One caveat to this approach is that it relies on randomly selected starting positions for the centroids, and because of this, the clustering results varied across implementation attempts, meaning that sometimes elements of the images were optimally segmented and sometimes they were not (e.g., on image 1, the cacti in the foreground being colored green instead of brown like the mountains). Increasing k sometimes allowed for better segregation of unique elements (e.g., the sky became apparent in image 2, the parking lot and sky became apparent in image 3), but not always. For instance, image 1 had a relatively consistent color palette and clustering result across values of k. While this method was able to detect clusters of varying sizes and density, in this example they were not visually well separated, meaning that the result overemphasized shades of brown. This became more apparent with greater values of k. However, it is possible that if the starting centroid had been chosen closer to the cactus, a higher value of k would have given a greater probability of detecting this element in the resulting segmentation. This comes at the expense of overfitting to what might be considered non-unique clusters, resulting in the observed color palette which reflects many shades of brown. This method may perform better when there is more color contrast in the image rather than images which are nuanced in their color profiles.

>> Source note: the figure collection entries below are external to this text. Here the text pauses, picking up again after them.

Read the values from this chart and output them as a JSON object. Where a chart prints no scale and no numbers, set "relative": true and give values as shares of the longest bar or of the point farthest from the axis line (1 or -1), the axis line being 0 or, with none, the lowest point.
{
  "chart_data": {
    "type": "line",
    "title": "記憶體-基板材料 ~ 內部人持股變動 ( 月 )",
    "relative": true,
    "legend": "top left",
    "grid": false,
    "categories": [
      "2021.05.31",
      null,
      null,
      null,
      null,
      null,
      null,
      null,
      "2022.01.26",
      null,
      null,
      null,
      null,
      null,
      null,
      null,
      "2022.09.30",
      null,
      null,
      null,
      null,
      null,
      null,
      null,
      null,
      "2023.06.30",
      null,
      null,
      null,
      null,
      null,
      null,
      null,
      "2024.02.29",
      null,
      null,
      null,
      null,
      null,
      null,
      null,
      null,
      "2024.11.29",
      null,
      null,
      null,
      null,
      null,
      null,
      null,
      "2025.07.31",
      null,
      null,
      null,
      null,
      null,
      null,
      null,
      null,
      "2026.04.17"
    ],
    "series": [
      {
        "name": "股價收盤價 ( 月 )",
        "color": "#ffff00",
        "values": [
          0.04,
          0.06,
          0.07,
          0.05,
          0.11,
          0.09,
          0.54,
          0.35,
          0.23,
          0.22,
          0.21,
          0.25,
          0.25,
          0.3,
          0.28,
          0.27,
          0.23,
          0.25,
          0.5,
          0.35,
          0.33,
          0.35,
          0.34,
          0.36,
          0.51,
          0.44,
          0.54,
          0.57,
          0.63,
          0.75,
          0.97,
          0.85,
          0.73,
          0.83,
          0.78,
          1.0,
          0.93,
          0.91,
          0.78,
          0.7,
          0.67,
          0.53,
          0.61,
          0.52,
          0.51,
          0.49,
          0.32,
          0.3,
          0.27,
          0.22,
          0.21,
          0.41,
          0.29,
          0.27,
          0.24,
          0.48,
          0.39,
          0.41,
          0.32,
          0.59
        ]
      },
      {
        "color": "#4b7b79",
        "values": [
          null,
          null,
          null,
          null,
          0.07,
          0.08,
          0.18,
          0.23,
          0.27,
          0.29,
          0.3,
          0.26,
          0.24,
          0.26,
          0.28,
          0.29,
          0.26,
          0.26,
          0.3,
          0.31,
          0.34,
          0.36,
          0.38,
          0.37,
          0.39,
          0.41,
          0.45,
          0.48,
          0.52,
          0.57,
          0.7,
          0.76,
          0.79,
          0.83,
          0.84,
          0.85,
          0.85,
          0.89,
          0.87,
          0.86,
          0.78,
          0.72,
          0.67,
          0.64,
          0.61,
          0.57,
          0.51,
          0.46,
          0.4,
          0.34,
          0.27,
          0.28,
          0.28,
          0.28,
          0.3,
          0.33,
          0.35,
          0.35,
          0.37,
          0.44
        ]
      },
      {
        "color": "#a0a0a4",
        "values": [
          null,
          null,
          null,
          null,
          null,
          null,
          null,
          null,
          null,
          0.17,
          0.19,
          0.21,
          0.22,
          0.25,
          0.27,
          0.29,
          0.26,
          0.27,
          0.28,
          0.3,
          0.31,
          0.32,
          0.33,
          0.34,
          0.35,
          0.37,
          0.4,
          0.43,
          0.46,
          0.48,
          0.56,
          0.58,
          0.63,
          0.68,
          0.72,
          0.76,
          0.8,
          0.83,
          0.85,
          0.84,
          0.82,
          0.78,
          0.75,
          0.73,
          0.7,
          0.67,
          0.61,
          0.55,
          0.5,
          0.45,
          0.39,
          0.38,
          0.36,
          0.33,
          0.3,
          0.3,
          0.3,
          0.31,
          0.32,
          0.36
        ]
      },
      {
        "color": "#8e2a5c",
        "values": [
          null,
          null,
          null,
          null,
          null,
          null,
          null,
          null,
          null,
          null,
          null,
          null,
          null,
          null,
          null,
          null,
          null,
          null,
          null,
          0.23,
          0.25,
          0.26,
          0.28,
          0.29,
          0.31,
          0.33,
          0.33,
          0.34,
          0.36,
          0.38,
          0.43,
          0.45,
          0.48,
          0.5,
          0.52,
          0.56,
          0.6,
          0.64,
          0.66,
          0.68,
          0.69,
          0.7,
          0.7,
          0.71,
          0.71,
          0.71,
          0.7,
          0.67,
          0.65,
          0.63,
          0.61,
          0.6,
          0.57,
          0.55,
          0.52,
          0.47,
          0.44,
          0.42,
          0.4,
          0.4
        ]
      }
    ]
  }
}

One possibility for overcoming this that we explored was including spatial information (x, y coordinates; Exp 2). It was necessary to scale the coordinates before they were input into the k-means clustering algorithm to avoid overprioritizing the spatial features at the expense of the color features. The inclusion of the spatial coordinates resulted better separation in image 1, where we can now see the green cacti identified as a unique cluster in image 1. This segregation appeared to improve with higher k. However, the inclusion of spatial features resulted in overfitting across all images and all values of k, with more overfitting occurring at higher values of k. Here, the lower contrast in color values across pixels in image 1 was better suited to this method. On the other hand, the images with more variety in their color profiles (images 2 and 3) resulted in ill-defined clusters compared to their resulting images from Exp 1.
From these results, we can see that the optimal value of k and the decision about whether to also include spatial information alongside color information as input to the clustering algorithm depends on image - there is no absolute best approach. Choosing k manually for each image is difficult, and because the results change from multiple trials, one value for k may perform well on one iteration but not the next (this is where setting a seed would be very important). Increasing k and/or including spatial features can improve segmentation results, but also risks overfitting data resulting clusters that are not visually distinct.